How on earth had he allowed events to out-flank him in such a way? He scratched his nose and ran his hands through his hair and then poured himself a glass of water from the jug on the side table. He then returned to his seat. Despite the slowness of his actions his mind was thinking fast. Eleven pairs of eyes returned with him. A simple strategy had sprung to mind. It was now time to enact it.

 

He pulled what he hoped was a confidence giving smile, but for whose benefit he wasn’t sure.

 

‘Friends, friends,’ he said. ‘What we have here is nothing more than an unfortunate misunderstanding. I’m sure you can see that.’ He held his arms out wide as if trying to embrace the entire group.

 

Mitsui and the others remained resolutely impassive and eleven pairs of eyes looked from his finger tips to his face.

 

‘You have photographs of me sitting in a coffee house and I admit-‘

 

Eleven pairs of eyes opened wider.

 

‘I admit that it doesn’t look particularly innocent – but that’s not what it was.
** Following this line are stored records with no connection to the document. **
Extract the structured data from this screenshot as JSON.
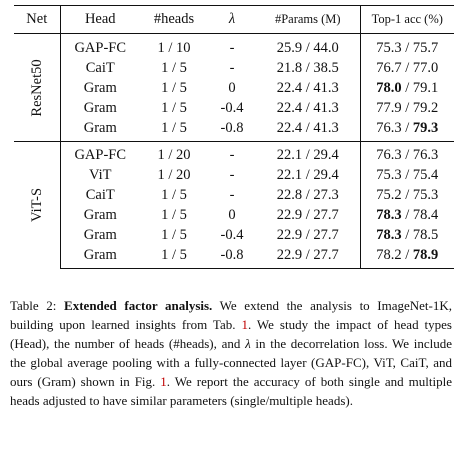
{
  "table": {
    "headers": {
      "net": "Net",
      "head": "Head",
      "heads": "#heads",
      "lambda": "λ",
      "params": "#Params (M)",
      "acc": "Top-1 acc (%)"
    },
    "groups": [
      {
        "net": "ResNet50",
        "rows": [
          {
            "head": "GAP-FC",
            "heads": "1 / 10",
            "lambda": "-",
            "params": "25.9 / 44.0",
            "acc_single": "75.3",
            "acc_multi": "75.7"
          },
          {
            "head": "CaiT",
            "heads": "1 / 5",
            "lambda": "-",
            "params": "21.8 / 38.5",
            "acc_single": "76.7",
            "acc_multi": "77.0"
          },
          {
            "head": "Gram",
            "heads": "1 / 5",
            "lambda": "0",
            "params": "22.4 / 41.3",
            "acc_single": "78.0",
            "acc_multi": "79.1"
          },
          {
            "head": "Gram",
            "heads": "1 / 5",
            "lambda": "-0.4",
            "params": "22.4 / 41.3",
            "acc_single": "77.9",
            "acc_multi": "79.2"
          },
          {
            "head": "Gram",
            "heads": "1 / 5",
            "lambda": "-0.8",
            "params": "22.4 / 41.3",
            "acc_single": "76.3",
            "acc_multi": "79.3"
          }
        ]
      },
      {
        "net": "ViT-S",
        "rows": [
          {
            "head": "GAP-FC",
            "heads": "1 / 20",
            "lambda": "-",
            "params": "22.1 / 29.4",
            "acc_single": "76.3",
            "acc_multi": "76.3"
          },
          {
            "head": "ViT",
            "heads": "1 / 20",
            "lambda": "-",
            "params": "22.1 / 29.4",
            "acc_single": "75.3",
            "acc_multi": "75.4"
          },
          {
            "head": "CaiT",
            "heads": "1 / 5",
            "lambda": "-",
            "params": "22.8 / 27.3",
            "acc_single": "75.2",
            "acc_multi": "75.3"
          },
          {
            "head": "Gram",
            "heads": "1 / 5",
            "lambda": "0",
            "params": "22.9 / 27.7",
            "acc_single": "78.3",
            "acc_multi": "78.4"
          },
          {
            "head": "Gram",
            "heads": "1 / 5",
            "lambda": "-0.4",
            "params": "22.9 / 27.7",
            "acc_single": "78.3",
            "acc_multi": "78.5"
          },
          {
            "head": "Gram",
            "heads": "1 / 5",
            "lambda": "-0.8",
            "params": "22.9 / 27.7",
            "acc_single": "78.2",
            "acc_multi": "78.9"
          }
        ]
      }
    ],
    "acc_separator": " / "
  },
  "caption": {
    "label": "Table 2:",
    "title": "Extended factor analysis.",
    "text_1": " We extend the analysis to ImageNet-1K, building upon learned insights from Tab. ",
    "ref_1": "1",
    "text_2": ". We study the impact of head types (Head), the number of heads (#heads), and ",
    "lambda": "λ",
    "text_3": " in the decorrelation loss. We include the global average pooling with a fully-connected layer (GAP-FC), ViT, CaiT, and ours (Gram) shown in Fig. ",
    "ref_2": "1",
    "text_4": ". We report the accuracy of both single and multiple heads adjusted to have similar parameters (single/multiple heads)."
  },
  "colors": {
    "reference_link": "#c00000"
  }
}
There
is
an innocent explanation to all this. I went to the coffee house, yes. I needed to be alone and I needed to think. I’d only just been accused of that ridiculous affair, the Ryozo had walked out on us and I’d parted ways with Kinjo. I needed to clear my head. I needed a place, a quiet place, to think and to come up with a new strategy and a way out of this mess. Now, I know having said that, that you will automatically assume that my solution was this… this…er… pay-off. Nothing could be further from the truth. I have to say that my attempt at clearing my mind didn’t work. My head was too full of depressing thoughts and conflicting views so that when I finally got up to leave I completely forgot that I’d taken my attaché case. That was my only error here - a simple slip, by a mind that had become overloaded. Thankfully, I might add, there was nothing important in there - nothing more than a few papers concerning recent opinion polls, nothing sensitive or important. No! I’m afraid to say gentlemen that all your attempts at deriving subterfuge and misdeeds are nothing more than mistaken guesswork. Yes, I went to the coffee house, yes, I left my attaché case there, and yes, it seems the woman was there but that is the end of it. It is a complete and utter co-incidence that this woman,’ he slapped the photograph aggressively, ‘that this woman was there.’ He sat back in his seat as if finished and eyeballed each and every man surrounding him.